32 tirs de LBD réalisés samedi

L’IGPN, la « police des polices », a été saisie. « Le préfet de police, en accord avec le ministre de l’intérieur et le secrétaire d’Etat, Laurent Nuñez, saisit l’IGPN, afin que soient établies les circonstances dans lesquelles cette blessure est intervenue », avait déclaré la préfecture de police dès samedi après-midi sur Twitter, sans mentionner l’identité du blessé.
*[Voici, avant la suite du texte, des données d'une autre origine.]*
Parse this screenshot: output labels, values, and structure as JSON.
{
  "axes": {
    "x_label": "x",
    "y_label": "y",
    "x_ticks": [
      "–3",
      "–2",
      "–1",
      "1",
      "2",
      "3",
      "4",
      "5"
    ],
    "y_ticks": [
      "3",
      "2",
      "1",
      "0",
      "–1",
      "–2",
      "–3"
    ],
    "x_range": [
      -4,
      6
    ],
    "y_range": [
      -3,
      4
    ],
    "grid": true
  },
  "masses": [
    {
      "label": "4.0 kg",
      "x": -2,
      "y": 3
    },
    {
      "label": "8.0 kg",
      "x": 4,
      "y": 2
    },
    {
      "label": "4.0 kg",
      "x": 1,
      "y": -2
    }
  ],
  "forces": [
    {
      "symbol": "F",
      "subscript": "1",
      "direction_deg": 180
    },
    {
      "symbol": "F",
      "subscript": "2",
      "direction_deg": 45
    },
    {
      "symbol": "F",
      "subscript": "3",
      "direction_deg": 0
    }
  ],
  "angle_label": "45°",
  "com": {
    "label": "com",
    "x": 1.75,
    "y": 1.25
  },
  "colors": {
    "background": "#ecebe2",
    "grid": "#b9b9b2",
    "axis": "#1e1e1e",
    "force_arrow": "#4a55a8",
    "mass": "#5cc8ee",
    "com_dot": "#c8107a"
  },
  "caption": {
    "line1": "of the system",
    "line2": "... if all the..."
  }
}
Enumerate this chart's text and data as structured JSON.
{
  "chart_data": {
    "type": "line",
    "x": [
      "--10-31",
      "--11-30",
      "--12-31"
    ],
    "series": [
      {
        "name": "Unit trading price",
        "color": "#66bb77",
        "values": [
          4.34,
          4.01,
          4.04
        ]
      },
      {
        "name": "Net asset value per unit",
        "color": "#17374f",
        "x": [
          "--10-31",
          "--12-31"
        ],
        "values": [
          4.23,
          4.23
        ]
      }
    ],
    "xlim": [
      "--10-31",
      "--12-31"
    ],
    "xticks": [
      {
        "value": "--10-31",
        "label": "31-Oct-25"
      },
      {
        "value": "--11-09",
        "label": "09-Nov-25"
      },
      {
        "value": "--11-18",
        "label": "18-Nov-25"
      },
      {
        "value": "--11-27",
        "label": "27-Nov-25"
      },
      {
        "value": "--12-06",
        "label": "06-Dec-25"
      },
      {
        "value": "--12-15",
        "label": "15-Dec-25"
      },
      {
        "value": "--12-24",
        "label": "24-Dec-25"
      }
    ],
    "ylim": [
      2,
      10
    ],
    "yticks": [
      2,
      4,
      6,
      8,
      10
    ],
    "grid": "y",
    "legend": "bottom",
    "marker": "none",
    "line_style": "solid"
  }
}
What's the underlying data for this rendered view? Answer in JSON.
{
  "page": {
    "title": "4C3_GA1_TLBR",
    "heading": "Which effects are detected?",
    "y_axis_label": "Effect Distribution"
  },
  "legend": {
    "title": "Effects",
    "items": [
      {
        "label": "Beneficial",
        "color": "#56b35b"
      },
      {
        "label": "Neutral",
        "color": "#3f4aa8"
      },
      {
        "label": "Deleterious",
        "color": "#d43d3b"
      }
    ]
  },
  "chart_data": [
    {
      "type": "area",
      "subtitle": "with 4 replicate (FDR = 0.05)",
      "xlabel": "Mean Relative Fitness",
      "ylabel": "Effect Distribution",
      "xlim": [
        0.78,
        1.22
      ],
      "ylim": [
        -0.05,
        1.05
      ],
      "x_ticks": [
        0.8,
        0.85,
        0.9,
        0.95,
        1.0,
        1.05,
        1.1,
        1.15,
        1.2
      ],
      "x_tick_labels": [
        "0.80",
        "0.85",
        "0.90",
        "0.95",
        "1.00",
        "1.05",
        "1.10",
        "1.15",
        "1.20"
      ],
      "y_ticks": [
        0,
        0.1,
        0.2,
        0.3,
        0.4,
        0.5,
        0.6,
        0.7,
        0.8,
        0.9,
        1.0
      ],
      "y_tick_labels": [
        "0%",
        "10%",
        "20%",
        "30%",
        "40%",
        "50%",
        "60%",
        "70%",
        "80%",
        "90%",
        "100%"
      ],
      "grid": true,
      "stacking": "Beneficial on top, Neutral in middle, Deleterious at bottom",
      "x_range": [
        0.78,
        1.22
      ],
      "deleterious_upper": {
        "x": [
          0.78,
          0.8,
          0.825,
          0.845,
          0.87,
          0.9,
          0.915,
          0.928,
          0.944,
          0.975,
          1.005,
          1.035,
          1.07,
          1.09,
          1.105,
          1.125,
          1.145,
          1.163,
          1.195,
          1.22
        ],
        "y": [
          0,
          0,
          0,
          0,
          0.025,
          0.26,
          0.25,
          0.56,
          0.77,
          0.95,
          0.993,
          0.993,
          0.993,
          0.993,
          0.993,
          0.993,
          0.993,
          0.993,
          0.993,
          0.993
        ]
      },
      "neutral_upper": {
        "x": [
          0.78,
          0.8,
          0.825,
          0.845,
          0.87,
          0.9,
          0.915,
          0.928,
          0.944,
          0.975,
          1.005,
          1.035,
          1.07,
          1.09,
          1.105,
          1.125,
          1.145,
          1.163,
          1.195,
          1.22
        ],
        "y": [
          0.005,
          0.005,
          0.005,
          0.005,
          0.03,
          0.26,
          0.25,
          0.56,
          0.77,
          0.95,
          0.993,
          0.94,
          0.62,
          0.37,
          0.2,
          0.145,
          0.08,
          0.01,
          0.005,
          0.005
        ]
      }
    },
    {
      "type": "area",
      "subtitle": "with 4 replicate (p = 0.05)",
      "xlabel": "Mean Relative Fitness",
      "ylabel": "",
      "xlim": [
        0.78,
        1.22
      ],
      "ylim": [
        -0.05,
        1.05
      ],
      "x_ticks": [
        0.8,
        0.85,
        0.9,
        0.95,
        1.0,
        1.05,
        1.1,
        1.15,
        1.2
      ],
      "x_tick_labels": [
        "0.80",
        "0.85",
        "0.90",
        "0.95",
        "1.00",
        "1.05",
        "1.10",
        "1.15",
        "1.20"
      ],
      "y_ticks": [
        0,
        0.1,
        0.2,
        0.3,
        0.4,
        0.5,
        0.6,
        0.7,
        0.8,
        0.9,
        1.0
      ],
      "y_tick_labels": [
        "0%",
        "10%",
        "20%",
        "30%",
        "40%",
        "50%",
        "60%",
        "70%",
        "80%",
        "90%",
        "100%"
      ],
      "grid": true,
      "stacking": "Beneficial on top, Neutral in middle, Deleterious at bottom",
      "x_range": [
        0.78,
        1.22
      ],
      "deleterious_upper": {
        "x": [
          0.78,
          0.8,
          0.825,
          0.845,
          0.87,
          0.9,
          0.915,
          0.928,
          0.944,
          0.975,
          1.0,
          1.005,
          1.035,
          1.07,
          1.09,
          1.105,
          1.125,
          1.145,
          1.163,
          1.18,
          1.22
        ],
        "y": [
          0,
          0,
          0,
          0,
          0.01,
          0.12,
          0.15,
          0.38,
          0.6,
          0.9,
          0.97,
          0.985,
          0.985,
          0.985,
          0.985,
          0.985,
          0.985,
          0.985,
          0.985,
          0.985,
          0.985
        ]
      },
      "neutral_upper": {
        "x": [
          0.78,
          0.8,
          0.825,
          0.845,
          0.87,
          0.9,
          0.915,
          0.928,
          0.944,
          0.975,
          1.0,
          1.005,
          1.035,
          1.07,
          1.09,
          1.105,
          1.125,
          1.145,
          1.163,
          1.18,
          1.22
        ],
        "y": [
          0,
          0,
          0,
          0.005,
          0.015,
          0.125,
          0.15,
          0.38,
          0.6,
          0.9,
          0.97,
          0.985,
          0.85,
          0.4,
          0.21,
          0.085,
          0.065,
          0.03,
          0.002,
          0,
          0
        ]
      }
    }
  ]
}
Le parquet de Paris a également ouvert une enquête pour « recherche des causes des blessures », qui ne présage pas à ce stade du type d’arme utilisée ni même d’une implication des forces de l’ordre.

Le ministre de l’intérieur, Christophe Castaner, avait lui aussi rapidement réagi sur Twitter samedi, affirmant que « l’IGPN saisie par le @PrefPolice [la préfecture de police] fera toute la lumière sur les incidents qui se sont produits place de la Bastille ».

Revenant sur l’utilisation des LBD par les forces de l’ordre samedi à Paris, Laurent Nuñez a souligné que 32 tirs avaient été réalisés samedi, « uniquement dans les endroits où il y a eu des violences ». « Les 32 tirs ont été filmés, y compris les 18 qui ont eu lieu sur la place de la Bastille », a-t-il précisé.

Gouvernement, policiers et gendarmes se savent sous surveillance, après la polémique qui s’est développée sur l’usage des « lanceurs de balles de défense » (LBD) et les blessures que ces armes infligent. Les forces de l’ordre expérimentaient pour la première fois ce samedi l’utilisation de LBD par des binômes, dont un des deux membres est porteur d’une « caméra piéton » filmant l’utilisation de cette arme et le contexte. Cela doit permettre de « réunir des preuves s’il y avait une contestation de l’usage du LBD », avait prévenu Laurent Nuñez.

Il a défendu son utilisation dimanche sur LCI : « Le LBD est absolument indispensable à un maintien de l’ordre républicain ».  « C’est une arme intermédiaire que nous utilisons en cas de guerilla urbaine, on l’utilise assez peu dans le cadre de maintien de l’ordre habituellement », a-t-il ajouté, précisant que « pour la manifestation d’hier tout a été filmé ».

Le secrétaire d’Etat a également affirmé que 101 enquêtes menées par l’IGPN étaient en cours. Il a précisé que 1 900 « gilets jaunes » avaient été blessés depuis le début du mouvement, le 17 novembre 2018, mais que cela n’avait « parfois rien à voir avec l’action de la police ». Il a déclaré que 1 200 policiers et gendarmes avaient aussi été blessés.